Subclasses of the Resolver class will implement different strategies of resolving address part.
Resolving strategies
One of these strategies is static resolving (TODO(jasiu): think of a better name). The idea is as follows: We decide that instances of class Contest should only resolve classes Id and Name, i.e. only Contest(...).Id and Contest(...).Name are valid. So we create a resolver class called, say, ContestStaticResolver that will only accept 'Id' and 'name' as class_name in the resolve method.
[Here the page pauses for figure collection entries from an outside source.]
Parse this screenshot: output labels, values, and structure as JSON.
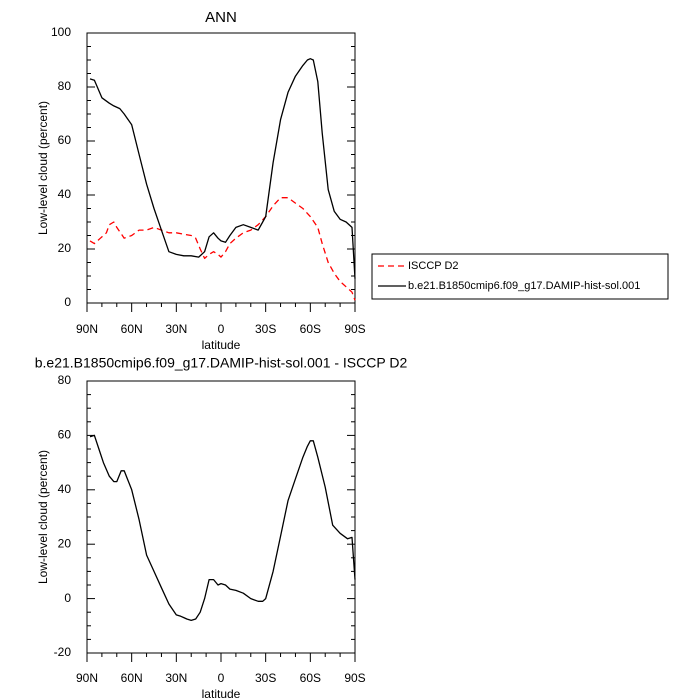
{
  "chart_data": [
    {
      "type": "line",
      "title": "ANN",
      "xlabel": "latitude",
      "ylabel": "Low-level cloud (percent)",
      "xlim": [
        90,
        -90
      ],
      "ylim": [
        0,
        100
      ],
      "x_ticks": [
        90,
        60,
        30,
        0,
        -30,
        -60,
        -90
      ],
      "x_tick_labels": [
        "90N",
        "60N",
        "30N",
        "0",
        "30S",
        "60S",
        "90S"
      ],
      "y_ticks": [
        0,
        20,
        40,
        60,
        80,
        100
      ],
      "y_tick_labels": [
        "0",
        "20",
        "40",
        "60",
        "80",
        "100"
      ],
      "grid": false,
      "legend_position": "right",
      "series": [
        {
          "name": "ISCCP D2",
          "color": "#ff0000",
          "dash": "dashed",
          "x": [
            88,
            85,
            81,
            77,
            75,
            72,
            70,
            65,
            60,
            55,
            50,
            45,
            40,
            35,
            30,
            25,
            20,
            17,
            14,
            11,
            8,
            5,
            2,
            0,
            -3,
            -6,
            -10,
            -15,
            -20,
            -25,
            -30,
            -35,
            -40,
            -45,
            -50,
            -55,
            -60,
            -65,
            -68,
            -72,
            -76,
            -80,
            -84,
            -88,
            -90
          ],
          "y": [
            23,
            22,
            24,
            26,
            29,
            30,
            28,
            24,
            25,
            27,
            27,
            28,
            27,
            26,
            26,
            25.5,
            25,
            24,
            20,
            16.5,
            18,
            19,
            18,
            17,
            19,
            22,
            24,
            26,
            27,
            29,
            32,
            36,
            39,
            39,
            37,
            35,
            32,
            28,
            22,
            15,
            11,
            8,
            6,
            4,
            1
          ]
        },
        {
          "name": "b.e21.B1850cmip6.f09_g17.DAMIP-hist-sol.001",
          "color": "#000000",
          "dash": "solid",
          "x": [
            88,
            85,
            80,
            75,
            72,
            68,
            65,
            60,
            55,
            50,
            45,
            40,
            35,
            30,
            25,
            20,
            15,
            11,
            8,
            5,
            2,
            0,
            -3,
            -6,
            -10,
            -15,
            -20,
            -25,
            -28,
            -30,
            -35,
            -40,
            -45,
            -50,
            -55,
            -58,
            -60,
            -62,
            -65,
            -68,
            -72,
            -76,
            -80,
            -84,
            -88,
            -90
          ],
          "y": [
            83,
            82.5,
            76,
            74,
            73,
            72,
            70,
            66,
            55,
            44,
            35,
            27,
            19,
            18,
            17.5,
            17.5,
            17,
            19,
            24.5,
            26,
            24,
            23,
            22.5,
            25,
            28,
            29,
            28,
            27,
            30,
            32,
            52,
            68,
            78,
            84,
            88,
            90,
            90.5,
            90,
            82,
            63,
            42,
            34,
            31,
            30,
            28,
            9
          ]
        }
      ]
    },
    {
      "type": "line",
      "title": "b.e21.B1850cmip6.f09_g17.DAMIP-hist-sol.001 - ISCCP D2",
      "xlabel": "latitude",
      "ylabel": "Low-level cloud (percent)",
      "xlim": [
        90,
        -90
      ],
      "ylim": [
        -20,
        80
      ],
      "x_ticks": [
        90,
        60,
        30,
        0,
        -30,
        -60,
        -90
      ],
      "x_tick_labels": [
        "90N",
        "60N",
        "30N",
        "0",
        "30S",
        "60S",
        "90S"
      ],
      "y_ticks": [
        -20,
        0,
        20,
        40,
        60,
        80
      ],
      "y_tick_labels": [
        "-20",
        "0",
        "20",
        "40",
        "60",
        "80"
      ],
      "grid": false,
      "series": [
        {
          "name": "",
          "color": "#000000",
          "dash": "solid",
          "x": [
            88,
            85,
            82,
            79,
            75,
            72,
            70,
            67,
            65,
            60,
            55,
            50,
            45,
            40,
            35,
            30,
            27,
            25,
            23,
            20,
            17,
            14,
            11,
            8,
            5,
            2,
            0,
            -3,
            -6,
            -10,
            -15,
            -20,
            -25,
            -28,
            -30,
            -35,
            -40,
            -45,
            -50,
            -55,
            -58,
            -60,
            -62,
            -65,
            -70,
            -75,
            -80,
            -85,
            -88,
            -90
          ],
          "y": [
            59.5,
            60,
            55,
            50,
            45,
            43,
            43,
            47,
            47,
            40,
            29,
            16,
            10,
            4,
            -2,
            -6,
            -6.5,
            -7,
            -7.5,
            -8,
            -7.5,
            -5,
            0,
            7,
            7,
            5,
            5.5,
            5,
            3.5,
            3,
            2,
            0,
            -1,
            -1,
            0,
            10,
            23,
            36,
            44,
            52,
            56,
            58,
            58,
            52,
            41,
            27,
            24,
            22,
            22.5,
            7
          ]
        }
      ]
    }
  ]
}
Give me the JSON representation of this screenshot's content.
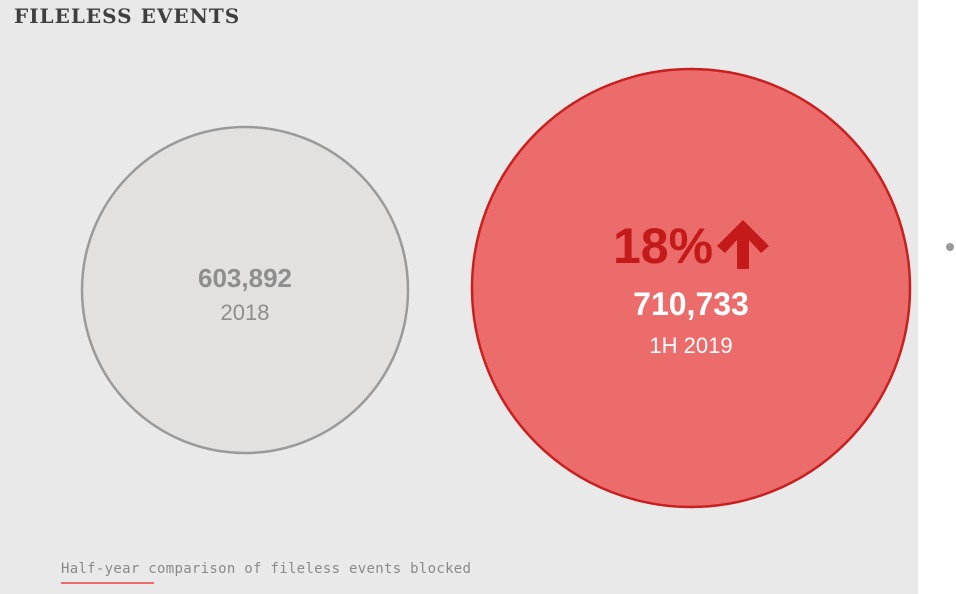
{
  "header": {
    "title": "FILELESS EVENTS"
  },
  "caption": "Half-year comparison of fileless events blocked",
  "chart_data": {
    "type": "bubble",
    "series": [
      {
        "label": "2018",
        "value": 603892,
        "display_value": "603,892"
      },
      {
        "label": "1H 2019",
        "value": 710733,
        "display_value": "710,733"
      }
    ],
    "change": {
      "text": "18%",
      "direction": "up",
      "icon": "arrow-up-icon"
    },
    "colors": {
      "baseline_fill": "#e2e1df",
      "baseline_stroke": "#9a9a9a",
      "baseline_text": "#8e8e8e",
      "highlight_fill": "#ec6b6b",
      "highlight_stroke": "#c81f1f",
      "highlight_text": "#ffffff",
      "change_text": "#c41a1a"
    }
  }
}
Another strategy is that we may make all instance members addressable. Suppose we have following class:
class MyClass(object): def __init__(self, f, b): self.foo = 123 + f self.bar = 'abc' + b
Then we may use following addresses: MyClass(f=123,b=def).foo, MyClass(f=456,b=xxx).bar. Similarity between parameter list of the object in the address and the __init__ procedure is coincidental! The point is that for these two addresses we'll get instance members of a MyClass instance.
This leads to a nice idea: If a property/instance member will be of a type that supports resolving, we may automatically incorporate resolving routines into our class hierarchy. But we'd like to avoid implementing resolve method in every class, or even in the superclass. Therefore Resolver classes should be mix-ins, so that we can do the following:
def MyClass(object): # Base functionality for our class hierarchy. pass def MyClassWithResolving(SomeResolver, MyClass): # Now we have enabled resolving in our hierarchy. pass def MySubClass(MyClassWithResolving): # Some specialized functionality, has general resolving. pass def MyOtherSubClass(OtherResolver, MyClassWithResolving): # Change resolving strategy for this class. pass
If we manage to incorporate this with, say OrmEntity, then we can write addresses that will navigate us through the database and we'll have it for free.
Third resolving strategy is dynamic resolving (TODO(jasiu): better name?). The set of objects that an instance may resolve may change (even at runtime) and it may happen that we won't be able to point a superset that will contain all possible addressable objects. The root_instance that will be the entry point to the subsystem is a good example - since we want to implement framwork for plugins, we can't tell what kind of objects it should resolve.
Other resolving strategies that I'm unaware of right now may be introduced. Some resolvers will have to access database, some won't have to. Root resolving class will be existing on its own, others will be mixed into some other classes.
TODO
- How will the framework handle errors? Especially, how to signal 'object not found' and what does it actually mean?
BY comment: have no idea, how it's in Python. may be some exception? or nil value? J's response: Well, exception is the most obvious way, but I was thinking here more about design pattern, rather than implementation details. Hopefully exceptions will be flexible enough.
- How about distributed system? Can the following happen: on one machine we want to instantiate something but the information required to do this is only available on other computer. What to do then?
BY comment: well, class or other level is responsible to decide how to get the data. it's probably not a problem of this layer. J's response: Accek said that this situation should never happen, and even if it does, we shall return an empty object. For me it's kind of unclear what does it mean...
- Is the outlined framework flexible enough to handle plugins?
- Should any access control happen in here?
- Do we allow addressing to have side effects? This can do bad things if there's no access control at this level, think about this: User sends a request containing an address. The address is resolved and this has some side effects. Access control happens and it turns out that the user doesn't have permissions, his request is ignored. But wait, he managed to change something in the system using addressing!
accek's comment (to both above): these issues are real, although let's leave them to the designer of the access control. We don't know how access control will look like at the moment.